Comment faire sans les intérimaires, quelles sont les autres solutions ? Ces questions, le directeur départemental de l'Agence régionale de Santé, Benjamin Arnal, y travaille depuis plusieurs mois. "Nous devons travailler aussi à une adaptation de l'offre, déprogrammer certaines activités, par exemple, comme celles qui n'auraient pas de conséquences immédiates sur la santé des patients", explique Benjamin Arnal. Le directeur départemental de l'Agence régionale de Santé peut aussi compter sur du soutien en dehors du département, "notamment avec l'appui des CHU si possible. Il y a eu des demandes qui ont été faites, par exemple sur le Sud-Aveyron pour des appuis ponctuels, pour les premiers jours, s'il y a des intérimaires, qui ne venaient pas. On essaie de vraiment de trouver tous les modes d'organisation et d'entraide possibles."

D'ailleurs, une prime est prévue pour les médecins titulaires, la prime de solidarité territoriale, entre 1 700 et 2 200 € la journée supplémentaire de travail. "C'est une prime qui permet à un praticien d'aller renforcer, aider, donner un coup de main à un établissement du territoire proche ou plus lointain, parfois seulement pour une ou deux dates. Mais ça permet de passer des caps", détaille Aurélia Gambaraza, directrice en charges des affaires médicales à l'hôpital de Rodez.

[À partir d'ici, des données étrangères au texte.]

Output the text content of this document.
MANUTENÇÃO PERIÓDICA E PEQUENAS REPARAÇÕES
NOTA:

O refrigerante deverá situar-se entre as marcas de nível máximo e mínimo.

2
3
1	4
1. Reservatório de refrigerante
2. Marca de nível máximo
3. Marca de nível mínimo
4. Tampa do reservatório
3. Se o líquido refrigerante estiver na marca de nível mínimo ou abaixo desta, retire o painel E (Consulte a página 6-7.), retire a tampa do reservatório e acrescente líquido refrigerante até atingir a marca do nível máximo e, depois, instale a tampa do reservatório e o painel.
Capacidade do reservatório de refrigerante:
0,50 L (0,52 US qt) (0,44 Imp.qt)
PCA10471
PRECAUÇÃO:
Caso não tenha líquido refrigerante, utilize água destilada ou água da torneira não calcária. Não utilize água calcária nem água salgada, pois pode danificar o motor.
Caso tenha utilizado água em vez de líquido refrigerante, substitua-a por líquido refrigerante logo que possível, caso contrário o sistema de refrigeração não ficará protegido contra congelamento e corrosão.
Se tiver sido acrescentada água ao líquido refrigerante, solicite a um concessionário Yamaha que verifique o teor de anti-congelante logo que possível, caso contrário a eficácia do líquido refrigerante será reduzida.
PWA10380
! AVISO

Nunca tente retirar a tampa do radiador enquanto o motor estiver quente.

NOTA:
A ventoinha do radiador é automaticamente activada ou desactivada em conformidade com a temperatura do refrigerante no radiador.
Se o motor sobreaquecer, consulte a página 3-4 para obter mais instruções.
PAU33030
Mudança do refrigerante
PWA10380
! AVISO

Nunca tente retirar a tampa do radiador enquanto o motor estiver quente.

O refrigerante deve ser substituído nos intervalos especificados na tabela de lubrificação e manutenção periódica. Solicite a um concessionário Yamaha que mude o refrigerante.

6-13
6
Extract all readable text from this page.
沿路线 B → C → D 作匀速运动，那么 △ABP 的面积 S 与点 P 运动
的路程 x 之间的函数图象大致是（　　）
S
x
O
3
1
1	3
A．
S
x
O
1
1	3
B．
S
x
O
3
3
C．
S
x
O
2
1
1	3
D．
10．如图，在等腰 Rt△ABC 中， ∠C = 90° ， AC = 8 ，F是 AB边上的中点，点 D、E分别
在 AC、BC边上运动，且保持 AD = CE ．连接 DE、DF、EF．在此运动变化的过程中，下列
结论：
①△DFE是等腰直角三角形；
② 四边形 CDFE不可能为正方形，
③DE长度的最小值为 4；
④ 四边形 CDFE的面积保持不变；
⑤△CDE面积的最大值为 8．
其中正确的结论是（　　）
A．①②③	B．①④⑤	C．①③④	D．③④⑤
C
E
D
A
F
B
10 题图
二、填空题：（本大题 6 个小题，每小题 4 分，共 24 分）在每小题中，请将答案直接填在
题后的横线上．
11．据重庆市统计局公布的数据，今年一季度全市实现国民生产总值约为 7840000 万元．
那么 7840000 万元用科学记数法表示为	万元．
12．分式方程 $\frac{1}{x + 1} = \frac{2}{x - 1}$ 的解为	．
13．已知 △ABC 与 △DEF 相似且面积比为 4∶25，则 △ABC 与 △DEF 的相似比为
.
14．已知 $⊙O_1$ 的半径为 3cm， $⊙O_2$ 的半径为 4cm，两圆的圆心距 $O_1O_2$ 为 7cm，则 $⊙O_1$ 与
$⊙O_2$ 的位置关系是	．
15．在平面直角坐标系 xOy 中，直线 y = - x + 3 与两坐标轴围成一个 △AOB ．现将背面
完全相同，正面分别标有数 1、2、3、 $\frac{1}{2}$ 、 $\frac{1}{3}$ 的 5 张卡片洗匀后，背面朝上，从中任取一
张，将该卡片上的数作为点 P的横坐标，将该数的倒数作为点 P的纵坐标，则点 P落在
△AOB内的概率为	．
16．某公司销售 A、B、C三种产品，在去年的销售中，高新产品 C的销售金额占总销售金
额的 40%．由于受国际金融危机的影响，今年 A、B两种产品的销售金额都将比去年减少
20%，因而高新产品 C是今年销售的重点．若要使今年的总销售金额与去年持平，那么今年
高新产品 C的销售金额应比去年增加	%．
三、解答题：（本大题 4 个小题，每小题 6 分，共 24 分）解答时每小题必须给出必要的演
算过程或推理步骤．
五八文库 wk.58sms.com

Vincent Prévoteau, directeur de l'hôpital de Rodez, dans l'Aveyron, également président de l'Association des directeurs d'hôpitaux (ADH). (SOLENNE LE HEN / RADIO FRANCE)

En appliquant une rémunération plafonnée, le gouvernement espère d'abord économiser de l'argent. Selon le ministère de la Santé, l'intérim médical coûte 1 milliard et demi d'euros aux hôpitaux français chaque année. En rendant l'intérim moins intéressant, le but est aussi que les remplaçants décident finalement de s'engager à long terme avec un établissement. Aujourd'hui, un tiers des postes de médecins ne sont pas pourvus à l'hôpital.

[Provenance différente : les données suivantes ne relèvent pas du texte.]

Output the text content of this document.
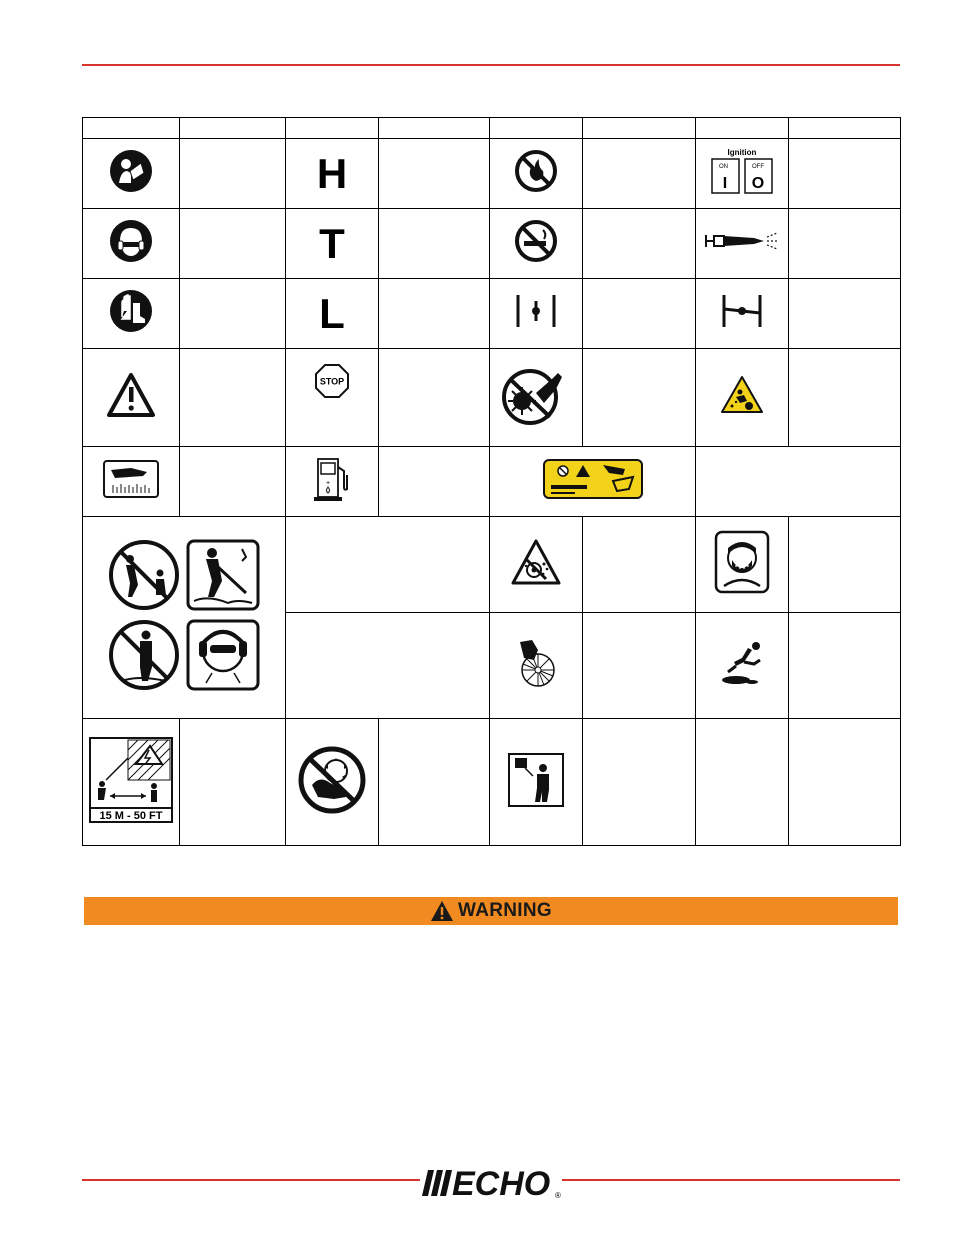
		H				Ignition
ON OFF
I O	

		T					
		L					

STOP

+

15 M - 50 FT

WARNING
ECHO ®
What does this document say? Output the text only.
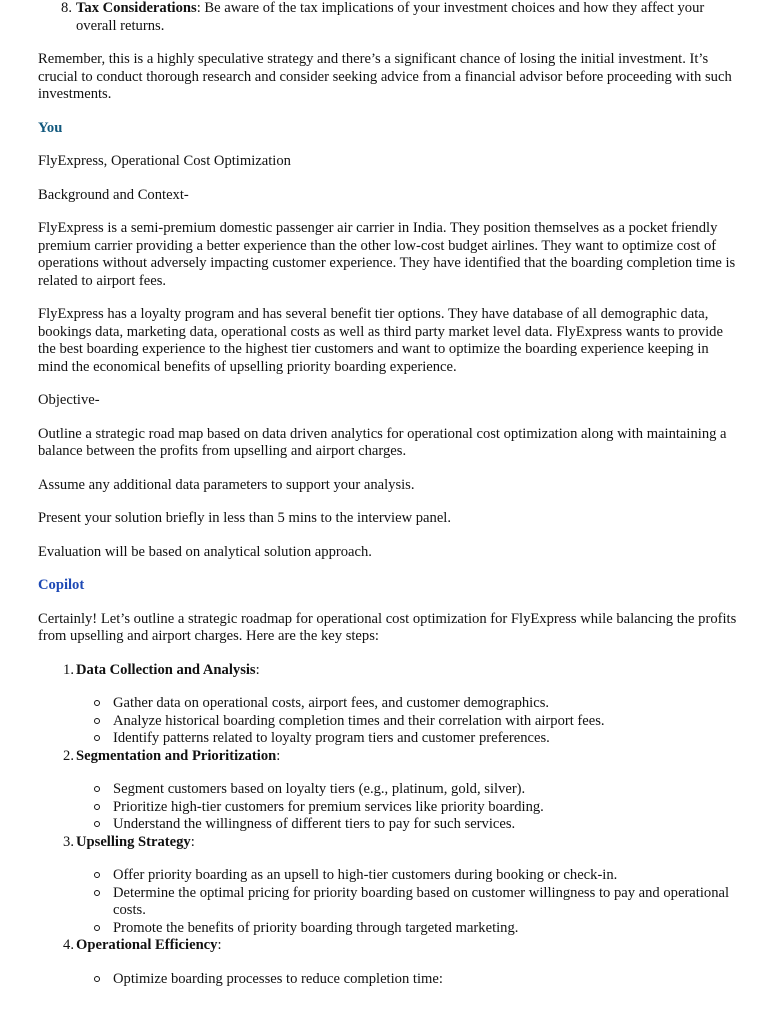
8. Tax Considerations: Be aware of the tax implications of your investment choices and how they affect your overall returns.

Remember, this is a highly speculative strategy and there’s a significant chance of losing the initial investment. It’s crucial to conduct thorough research and consider seeking advice from a financial advisor before proceeding with such investments.

You

FlyExpress, Operational Cost Optimization

Background and Context-

FlyExpress is a semi-premium domestic passenger air carrier in India. They position themselves as a pocket friendly premium carrier providing a better experience than the other low-cost budget airlines. They want to optimize cost of operations without adversely impacting customer experience. They have identified that the boarding completion time is related to airport fees.

FlyExpress has a loyalty program and has several benefit tier options. They have database of all demographic data, bookings data, marketing data, operational costs as well as third party market level data. FlyExpress wants to provide the best boarding experience to the highest tier customers and want to optimize the boarding experience keeping in mind the economical benefits of upselling priority boarding experience.

Objective-

Outline a strategic road map based on data driven analytics for operational cost optimization along with maintaining a balance between the profits from upselling and airport charges.

Assume any additional data parameters to support your analysis.

Present your solution briefly in less than 5 mins to the interview panel.

Evaluation will be based on analytical solution approach.

Copilot

Certainly! Let’s outline a strategic roadmap for operational cost optimization for FlyExpress while balancing the profits from upselling and airport charges. Here are the key steps:

1. Data Collection and Analysis:
Gather data on operational costs, airport fees, and customer demographics.
Analyze historical boarding completion times and their correlation with airport fees.
Identify patterns related to loyalty program tiers and customer preferences.
2. Segmentation and Prioritization:
Segment customers based on loyalty tiers (e.g., platinum, gold, silver).
Prioritize high-tier customers for premium services like priority boarding.
Understand the willingness of different tiers to pay for such services.
3. Upselling Strategy:
Offer priority boarding as an upsell to high-tier customers during booking or check-in.
Determine the optimal pricing for priority boarding based on customer willingness to pay and operational costs.
Promote the benefits of priority boarding through targeted marketing.
4. Operational Efficiency:
Optimize boarding processes to reduce completion time:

À Rodez, embaucher, fidéliser, c'est le souhait du directeur, Vincent Prévoteau, également président de l'Association des directeurs d'hôpitaux : "Tout l'enjeu, c'est d'avoir les outils pour pouvoir recruter, pour que l'on puisse massifier nos équipes. Et on sait que des équipes stables, des équipes complètes sont aussi des vecteurs de qualité et de sécurité". En attendant, la question reste de savoir si lundi 3 avril les hôpitaux vont pouvoir tourner sans une partie de leurs médecins intérimaires habituels et combien de temps vont-ils tenir sans devoir fermer des services.